As Head Clerk Billy Lamb (Neil Stuke) would have it known, the Clerks’ Room is the epicentre of everything that happens in a successful set of chambers like Shoe Lane. Barristers’ clerks act as their agents; they get the cases, distribute the work, and can make or break careers. To some, they’re a gang of wide-boys with an inflated sense of their own importance. To others, they’re an essential pillar that dates back to the beginnings of the Inns of Court. Now, as modern management supersedes tradition, their livelihoods may be under threat, and our drama reflects this through the ongoing battle between Head Clerk Billy Lamb and Practice Manager Harriet Hammond (Miranda Raison).
The three radio dramas centre around life in the Clerks’ Room, and each play focuses on the professional tribulations of the three Junior Clerks; Jake, Bethany and John.
The Euphio Question (R). By Kurt Vonnegut. When a professor creates a machine that can manufacture an overpowering feeling of happiness and bliss, intriguing moral and ethical dilemmas are raised.
Read by Stuart Milligan.
The Greater Good. By Justin Hopper. It is 1915 and the celebrated German chemist Fritz Haber turns to developing poison gas as a weapon for the German military. His wife and former colleague Clara is appalled and sets about trying to stop him.
Where’d You Go Bernadette. By Maria Semple. When 15 year old Bee wins perfect grades, she calls in her parents’ promise of a graduation present of ‘anything she wants’. This turns out to be a family trip to Antarctica – a prospect that will challenge her mother Bernadette’s agoraphobia and social reclusiveness.
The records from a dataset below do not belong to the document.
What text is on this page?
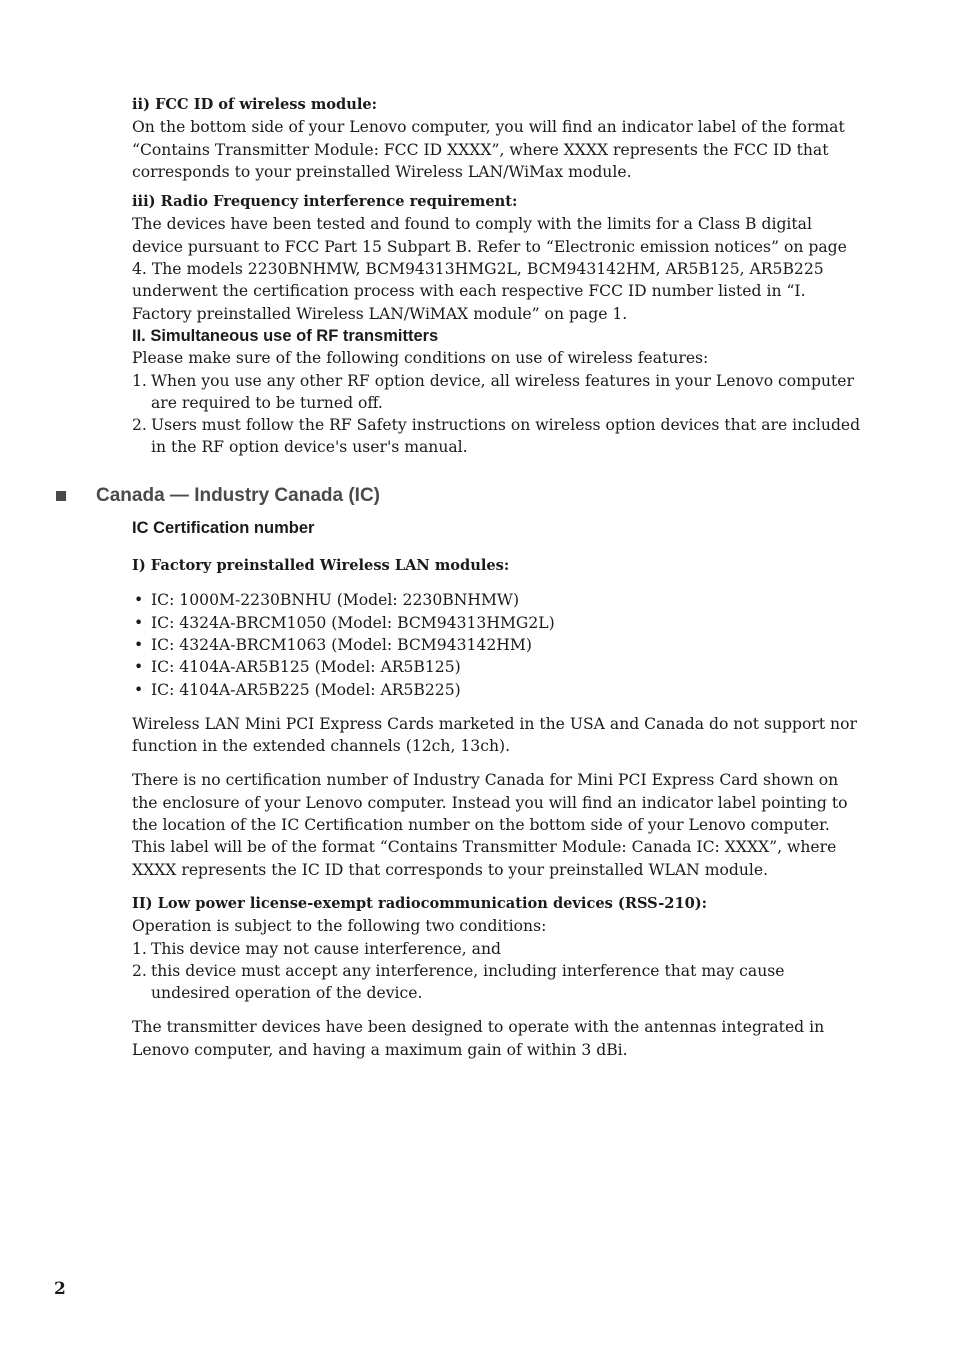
ii) FCC ID of wireless module:

On the bottom side of your Lenovo computer, you will find an indicator label of the format “Contains Transmitter Module: FCC ID XXXX”, where XXXX represents the FCC ID that corresponds to your preinstalled Wireless LAN/WiMax module.

iii) Radio Frequency interference requirement:

The devices have been tested and found to comply with the limits for a Class B digital device pursuant to FCC Part 15 Subpart B. Refer to “Electronic emission notices” on page 4. The models 2230BNHMW, BCM94313HMG2L, BCM943142HM, AR5B125, AR5B225 underwent the certification process with each respective FCC ID number listed in “I. Factory preinstalled Wireless LAN/WiMAX module” on page 1.

II. Simultaneous use of RF transmitters

Please make sure of the following conditions on use of wireless features:

1. When you use any other RF option device, all wireless features in your Lenovo computer are required to be turned off.
2. Users must follow the RF Safety instructions on wireless option devices that are included in the RF option device's user's manual.
Canada — Industry Canada (IC)

IC Certification number

I) Factory preinstalled Wireless LAN modules:

• IC: 1000M-2230BNHU (Model: 2230BNHMW)
• IC: 4324A-BRCM1050 (Model: BCM94313HMG2L)
• IC: 4324A-BRCM1063 (Model: BCM943142HM)
• IC: 4104A-AR5B125 (Model: AR5B125)
• IC: 4104A-AR5B225 (Model: AR5B225)

Wireless LAN Mini PCI Express Cards marketed in the USA and Canada do not support nor function in the extended channels (12ch, 13ch).

There is no certification number of Industry Canada for Mini PCI Express Card shown on the enclosure of your Lenovo computer. Instead you will find an indicator label pointing to the location of the IC Certification number on the bottom side of your Lenovo computer. This label will be of the format “Contains Transmitter Module: Canada IC: XXXX”, where XXXX represents the IC ID that corresponds to your preinstalled WLAN module.

II) Low power license-exempt radiocommunication devices (RSS-210):

Operation is subject to the following two conditions:

1. This device may not cause interference, and
2. this device must accept any interference, including interference that may cause undesired operation of the device.

The transmitter devices have been designed to operate with the antennas integrated in Lenovo computer, and having a maximum gain of within 3 dBi.

2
The Wolf Border. (R) By Sarah Hall. Sarah Hall’s new novel is a compelling story about personal and political borders – about power, land, family and love. At its heart is Rachel Caine, tough, untouchable, an expert on wolves, and long estranged from her home county of Cumbria and her fiery mother and lost brother. Like the wolves she protects and champions, she is wary of humanity, happy in the untamed wilderness. Set against the dramatic and artfully drawn backdrops of the Lakeland fells and the towering ranges of Idaho, The Wolf Border explores issues of ownership and vested power, of re-wilding and of family as Rachel reaches a turning point in her life and learns that choice and change are possible.